Getreu dieser "Cluster-Anordung", wie sich Isozakis Mitarbeiter
Shunji Nagata ausdrückt, gelangen die Studierenden zum
Beispiel nach einer Lehrveranstaltung in ein Café, in dem sie
sich entspannen können. Und der private Bereich "Students'
Life" erlaubt es dank der Nähe zu Übungsräumen, ein
gemeinsames Abendessen als akademischen Disput ausklingen zu
lassen.
"Der ungewöhnliche Studienort und die über die
Architektur geschaffenen Bezüge zur optischen Szenerie werden
Teil des Studienerlebnisses", sagt Nagata.
Eine zentrale Rolle hat der Architekt der Erholung und dem Sport
zugedacht: Dieser Bereich soll auch den Einheimischen da sein und
ihnen die Schwellenangst vor der Universität nehmen. Nichts
soll in dieser Hochschule an Altbekanntes anknüpfen, weder an
zentralasiatische Baustile noch an das allgegenwärtige
Architekturerbe aus sowjetischer Zeit. Die anfangs auf 4.000
Studierende begrenzte Einrichtung soll auch den Nachbarländern
Afghanistan, Pakistan, Turkmenistan und China offen stehen.

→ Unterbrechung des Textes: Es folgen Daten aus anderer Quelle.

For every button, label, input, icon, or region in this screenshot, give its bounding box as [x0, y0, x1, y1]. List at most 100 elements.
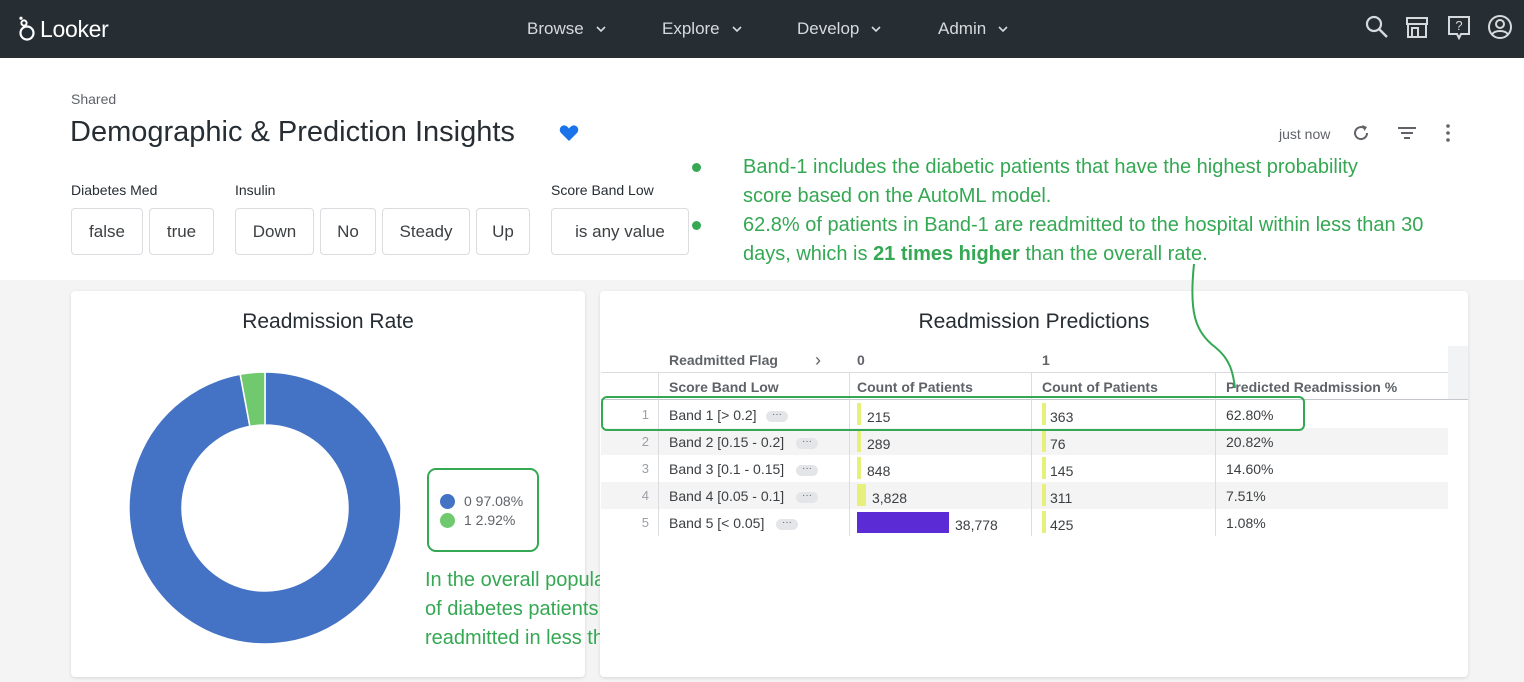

Wie es jetzt aussieht, wird die UCA drei akademische Programme
anbieten: Während das tadschikische Khorog ein Institut
für Bildungswissenschaften und Entwicklung des ländlichen
Raumes erhält, liegt der Schwerpunkt im kasachischen Tekeli
auf Umwelt- und Ressourcenentwicklung sowie auf Tourismus und
Freizeitaktivitäten; in Naryn soll bald das Institut für
Management und Wirtschaftsentwicklung sowie für
öffentliche Verwaltung den Betrieb aufnehmen.

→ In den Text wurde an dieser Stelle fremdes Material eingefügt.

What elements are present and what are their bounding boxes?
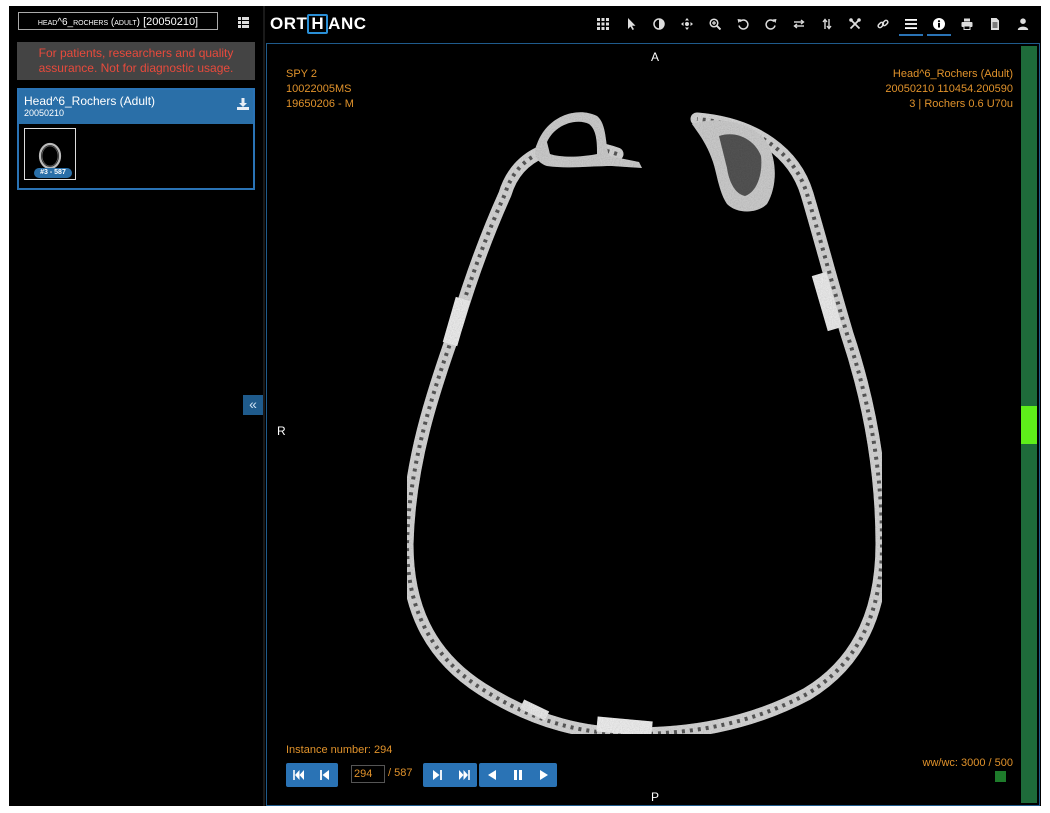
layout-button[interactable] bbox=[591, 12, 615, 36]
play-backward-button[interactable] bbox=[479, 763, 505, 787]
sync-link-button[interactable] bbox=[871, 12, 895, 36]
menu-icon bbox=[905, 19, 917, 29]
frame-total: / 587 bbox=[388, 767, 413, 779]
status-indicator bbox=[995, 771, 1006, 782]
last-frame-button[interactable] bbox=[450, 763, 477, 787]
step-forward-icon bbox=[433, 770, 442, 780]
study-line-2: 20050210 110454.200590 bbox=[885, 83, 1013, 95]
pause-icon bbox=[514, 770, 522, 780]
logo-text-right: ANC bbox=[328, 14, 367, 33]
flip-vertical-button[interactable] bbox=[815, 12, 839, 36]
orthanc-logo: ORT H ANC bbox=[270, 13, 367, 35]
next-frame-button[interactable] bbox=[423, 763, 450, 787]
rotate-right-button[interactable] bbox=[759, 12, 783, 36]
collapse-sidebar-button[interactable]: « bbox=[243, 395, 263, 415]
menu-button[interactable] bbox=[899, 12, 923, 36]
patient-line-2: 10022005MS bbox=[286, 83, 352, 95]
study-selector-date: [20050210] bbox=[143, 16, 199, 28]
previous-frame-button[interactable] bbox=[312, 763, 338, 787]
first-frame-button[interactable] bbox=[286, 763, 312, 787]
contrast-icon bbox=[653, 18, 665, 30]
study-line-3: 3 | Rochers 0.6 U70u bbox=[909, 98, 1013, 110]
image-viewport[interactable]: SPY 2 10022005MS 19650206 - M Head^6_Roc… bbox=[266, 43, 1040, 806]
diagnostic-warning: For patients, researchers and quality as… bbox=[17, 42, 255, 80]
link-icon bbox=[877, 19, 889, 29]
grid-layout-icon bbox=[597, 18, 609, 30]
flip-vertical-icon bbox=[822, 18, 832, 30]
logo-text-left: ORT bbox=[270, 14, 308, 33]
contrast-tool-button[interactable] bbox=[647, 12, 671, 36]
series-card[interactable]: Head^6_Rochers (Adult) 20050210 #3 - 587 bbox=[17, 88, 255, 190]
series-name: Head^6_Rochers (Adult) bbox=[24, 94, 156, 108]
pan-icon bbox=[681, 18, 693, 30]
frame-scroll-thumb[interactable] bbox=[1021, 405, 1037, 444]
step-backward-icon bbox=[320, 770, 329, 780]
document-button[interactable] bbox=[983, 12, 1007, 36]
study-info-overlay: Head^6_Rochers (Adult) 20050210 110454.2… bbox=[885, 67, 1013, 112]
study-line-1: Head^6_Rochers (Adult) bbox=[892, 68, 1013, 80]
print-icon bbox=[961, 18, 973, 30]
instance-number: Instance number: 294 bbox=[286, 744, 393, 756]
app-window: head^6_rochers (adult) [20050210] For pa… bbox=[9, 6, 1041, 806]
next-group bbox=[423, 763, 477, 787]
skip-to-start-icon bbox=[293, 770, 304, 780]
ct-skull-image bbox=[400, 112, 889, 741]
series-date: 20050210 bbox=[24, 108, 65, 118]
play-forward-icon bbox=[540, 770, 548, 780]
flip-horizontal-icon bbox=[793, 19, 805, 29]
info-icon bbox=[933, 18, 945, 30]
study-list-icon[interactable] bbox=[238, 15, 249, 28]
pause-button[interactable] bbox=[505, 763, 531, 787]
download-icon[interactable] bbox=[237, 97, 249, 110]
play-forward-button[interactable] bbox=[531, 763, 557, 787]
series-header[interactable]: Head^6_Rochers (Adult) 20050210 bbox=[19, 90, 253, 124]
logo-box-letter: H bbox=[307, 14, 329, 34]
pointer-tool-button[interactable] bbox=[619, 12, 643, 36]
zoom-icon bbox=[709, 18, 721, 30]
orientation-top: A bbox=[651, 50, 660, 64]
play-backward-icon bbox=[488, 770, 496, 780]
user-icon bbox=[1017, 18, 1029, 30]
study-selector[interactable]: head^6_rochers (adult) [20050210] bbox=[18, 12, 218, 30]
frame-number-input[interactable] bbox=[351, 765, 385, 783]
user-button[interactable] bbox=[1011, 12, 1035, 36]
patient-line-3: 19650206 - M bbox=[286, 98, 354, 110]
pointer-icon bbox=[628, 18, 636, 30]
pan-tool-button[interactable] bbox=[675, 12, 699, 36]
patient-info-overlay: SPY 2 10022005MS 19650206 - M bbox=[286, 67, 354, 112]
flip-horizontal-button[interactable] bbox=[787, 12, 811, 36]
document-icon bbox=[991, 18, 999, 30]
info-button[interactable] bbox=[927, 12, 951, 36]
skip-to-end-icon bbox=[459, 770, 470, 780]
study-selector-name: head^6_rochers (adult) bbox=[37, 17, 140, 28]
rotate-right-icon bbox=[765, 19, 777, 30]
tools-button[interactable] bbox=[843, 12, 867, 36]
playback-group bbox=[479, 763, 557, 787]
rotate-left-button[interactable] bbox=[731, 12, 755, 36]
frame-scrollbar[interactable] bbox=[1021, 46, 1037, 803]
first-last-group bbox=[286, 763, 338, 787]
print-button[interactable] bbox=[955, 12, 979, 36]
thumbnail-badge: #3 - 587 bbox=[34, 168, 72, 178]
series-thumbnail[interactable]: #3 - 587 bbox=[24, 128, 76, 180]
sidebar: head^6_rochers (adult) [20050210] For pa… bbox=[9, 6, 263, 806]
rotate-left-icon bbox=[737, 19, 749, 30]
tools-icon bbox=[849, 18, 861, 30]
zoom-tool-button[interactable] bbox=[703, 12, 727, 36]
sidebar-divider bbox=[263, 6, 265, 806]
orientation-bottom: P bbox=[651, 790, 660, 804]
orientation-left: R bbox=[277, 424, 286, 438]
patient-line-1: SPY 2 bbox=[286, 68, 317, 80]
window-level-readout: ww/wc: 3000 / 500 bbox=[922, 757, 1014, 769]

Als einzige UCA-Abteilung, die bereits ihre Dienste anbietet,
verzeichnet die Berufsfortbildung steigende Teilnehmerzahlen.

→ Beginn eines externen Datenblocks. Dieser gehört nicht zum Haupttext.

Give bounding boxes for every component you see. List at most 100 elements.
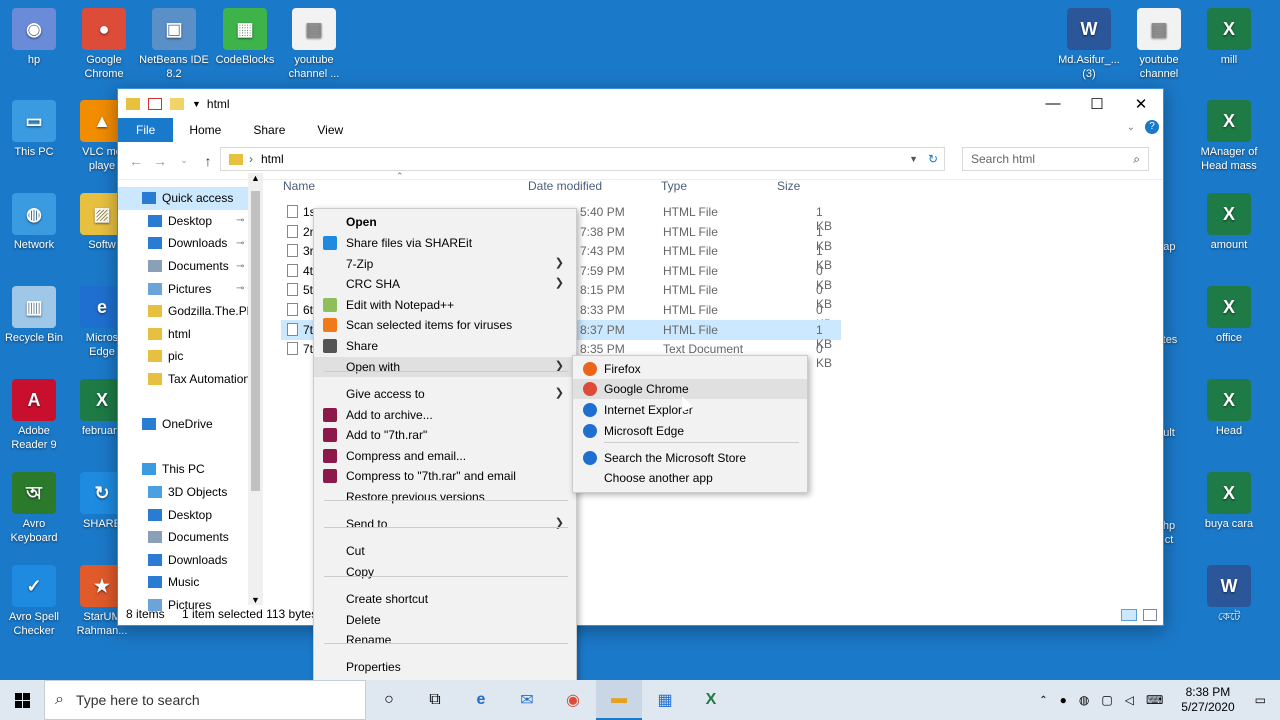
nav-item[interactable]: Downloads ⊸ <box>118 232 263 255</box>
taskbar-search-input[interactable]: Type here to search <box>76 692 200 708</box>
nav-item[interactable]: Desktop ⊸ <box>118 210 263 233</box>
taskbar-search-box[interactable]: ⌕ Type here to search <box>44 680 366 720</box>
nav-item[interactable]: Music <box>118 571 263 594</box>
column-date-modified[interactable]: Date modified <box>528 179 602 193</box>
desktop-icon[interactable]: ▦ CodeBlocks <box>207 8 283 67</box>
open-with-microsoft-edge[interactable]: Microsoft Edge <box>573 421 807 441</box>
help-icon[interactable]: ? <box>1145 120 1159 134</box>
forward-button[interactable]: → <box>148 153 172 169</box>
network-icon[interactable]: ◍ <box>1073 693 1095 707</box>
menu-item-send-to[interactable]: Send to ❯ <box>314 514 576 534</box>
show-hidden-icons-icon[interactable]: ⌃ <box>1033 695 1053 706</box>
microphone-icon[interactable]: ● <box>1054 693 1073 707</box>
breadcrumb-html[interactable]: html <box>261 152 284 166</box>
menu-item-give-access-to[interactable]: Give access to ❯ <box>314 384 576 404</box>
menu-item-compress-and-email[interactable]: Compress and email... <box>314 446 576 466</box>
nav-item[interactable]: OneDrive <box>118 413 263 436</box>
menu-item-create-shortcut[interactable]: Create shortcut <box>314 589 576 609</box>
search-input[interactable]: Search html <box>971 152 1035 166</box>
quick-access-dropdown-icon[interactable]: ▼ <box>192 99 201 109</box>
desktop-icon[interactable]: ◍ Network <box>0 193 72 252</box>
mail-taskbar-icon[interactable]: ✉ <box>504 680 550 720</box>
menu-item-rename[interactable]: Rename <box>314 630 576 650</box>
nav-item[interactable]: Tax Automation <box>118 368 263 391</box>
menu-item-open[interactable]: Open <box>314 212 576 232</box>
menu-item-add-to-7th-rar[interactable]: Add to "7th.rar" <box>314 425 576 445</box>
ime-icon[interactable]: ▢ <box>1095 693 1118 707</box>
menu-item-delete[interactable]: Delete <box>314 610 576 630</box>
properties-icon[interactable] <box>148 97 162 110</box>
desktop-icon[interactable]: A Adobe Reader 9 <box>0 379 72 452</box>
desktop-icon[interactable]: Xmill <box>1191 8 1267 67</box>
task-view-icon[interactable]: ⧉ <box>412 680 458 720</box>
excel-taskbar-icon[interactable]: X <box>688 680 734 720</box>
menu-item-edit-with-notepad[interactable]: Edit with Notepad++ <box>314 295 576 315</box>
expand-ribbon-icon[interactable]: ⌄ <box>1127 122 1135 133</box>
nav-item[interactable]: Downloads <box>118 549 263 572</box>
file-explorer-taskbar-icon[interactable]: ▬ <box>596 680 642 720</box>
address-dropdown-icon[interactable]: ▼ <box>909 154 918 164</box>
open-with-search-the-microsoft-store[interactable]: Search the Microsoft Store <box>573 448 807 468</box>
language-icon[interactable]: ⌨ <box>1140 693 1169 707</box>
tab-view[interactable]: View <box>301 118 359 142</box>
desktop-icon[interactable]: ▤ youtube channel <box>1121 8 1197 81</box>
chrome-taskbar-icon[interactable]: ◉ <box>550 680 596 720</box>
nav-item[interactable]: Documents <box>118 526 263 549</box>
column-type[interactable]: Type <box>661 179 687 193</box>
nav-scrollbar[interactable]: ▲ ▼ <box>248 173 263 605</box>
desktop-icon[interactable]: ✓ Avro Spell Checker <box>0 565 72 638</box>
menu-item-cut[interactable]: Cut <box>314 541 576 561</box>
desktop-icon[interactable]: ▣ NetBeans IDE 8.2 <box>136 8 212 81</box>
menu-item-scan-selected-items-for-viruses[interactable]: Scan selected items for viruses <box>314 315 576 335</box>
tab-home[interactable]: Home <box>173 118 237 142</box>
refresh-icon[interactable]: ↻ <box>928 152 938 166</box>
column-name[interactable]: Name <box>283 179 315 193</box>
menu-item-add-to-archive[interactable]: Add to archive... <box>314 405 576 425</box>
close-button[interactable]: ✕ <box>1119 89 1163 118</box>
nav-item[interactable]: Pictures ⊸ <box>118 277 263 300</box>
nav-item[interactable]: html <box>118 323 263 346</box>
desktop-icon[interactable]: W Md.Asifur_... (3) <box>1051 8 1127 81</box>
desktop-icon[interactable]: ▭ This PC <box>0 100 72 159</box>
scroll-down-icon[interactable]: ▼ <box>251 595 260 605</box>
up-button[interactable]: ↑ <box>196 153 220 169</box>
menu-item-share-files-via-shareit[interactable]: Share files via SHAREit <box>314 233 576 253</box>
large-icons-view-icon[interactable] <box>1143 609 1157 621</box>
cortana-icon[interactable]: ○ <box>366 680 412 720</box>
nav-item[interactable]: 3D Objects <box>118 481 263 504</box>
open-with-firefox[interactable]: Firefox <box>573 359 807 379</box>
column-size[interactable]: Size <box>777 179 800 193</box>
tab-file[interactable]: File <box>118 118 174 142</box>
nav-item[interactable]: Quick access <box>118 187 263 210</box>
menu-item-7-zip[interactable]: 7-Zip ❯ <box>314 254 576 274</box>
back-button[interactable]: ← <box>124 153 148 169</box>
desktop-icon[interactable]: ▥ Recycle Bin <box>0 286 72 345</box>
desktop-icon[interactable]: ● Google Chrome <box>66 8 142 81</box>
search-box[interactable]: Search html ⌕ <box>962 147 1149 171</box>
volume-icon[interactable]: ◁ <box>1119 693 1140 707</box>
minimize-button[interactable]: — <box>1031 89 1075 118</box>
address-bar[interactable]: › html ▼ ↻ <box>220 147 945 171</box>
nav-item[interactable]: Desktop <box>118 503 263 526</box>
nav-item[interactable]: Documents ⊸ <box>118 255 263 278</box>
menu-item-crc-sha[interactable]: CRC SHA ❯ <box>314 274 576 294</box>
new-folder-icon[interactable] <box>170 97 184 110</box>
menu-item-open-with[interactable]: Open with ❯ <box>314 357 576 377</box>
desktop-icon[interactable]: ▤ youtube channel ... <box>276 8 352 81</box>
details-view-icon[interactable] <box>1121 609 1137 621</box>
clock[interactable]: 8:38 PM 5/27/2020 <box>1169 685 1246 715</box>
menu-item-restore-previous-versions[interactable]: Restore previous versions <box>314 487 576 507</box>
nav-item[interactable]: This PC <box>118 458 263 481</box>
edge-taskbar-icon[interactable]: e <box>458 680 504 720</box>
open-with-google-chrome[interactable]: Google Chrome <box>573 379 807 399</box>
nav-item[interactable]: pic <box>118 345 263 368</box>
menu-item-compress-to-7th-rar-and-email[interactable]: Compress to "7th.rar" and email <box>314 466 576 486</box>
store-taskbar-icon[interactable]: ▦ <box>642 680 688 720</box>
desktop-icon[interactable]: অ Avro Keyboard <box>0 472 72 545</box>
menu-item-properties[interactable]: Properties <box>314 657 576 677</box>
desktop-icon[interactable]: X MAnager of Head mass <box>1191 100 1267 173</box>
tab-share[interactable]: Share <box>237 118 301 142</box>
nav-item[interactable]: Godzilla.The.Plan <box>118 300 263 323</box>
start-button[interactable] <box>0 680 44 720</box>
desktop-icon[interactable]: ◉ hp <box>0 8 72 67</box>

Mittlerweile beteiligen sich die Vertreter verschiedenster
Berufsgruppen an den Kursen, Landwirte findet man dort ebenso wie
Ärzte, Beamte und Handwerker. "Seit der Unabhängigkeit
verändern sich die politischen und wirtschaftlichen
Verhältnisse so rasant, dass die Menschen die Orientierung
verlieren", erklärt Taalaibek Akunow, der den Lehrbetrieb
koordiniert. Auf große Nachfrage stießen Kurse für
jene, die sich selbständig machen wollen. Dank des erworbenen
Know-how gründeten Einheimische in Naryn eigene
Geschäfte, vor allem Restaurants und Cafés für
ausländische Bergtouristen. Weil gute Bildung keine Gratisgabe
des Staates mehr ist, erhob man von Anfang an Gebühren. Sie
stellten für die Teilnehmer, die im Schnitt kaum mehr als 30
US-Dollar monatlich erwirtschaften, ein großes Opfer dar.
Inzwischen werde das akzeptiert, sagt Akunow.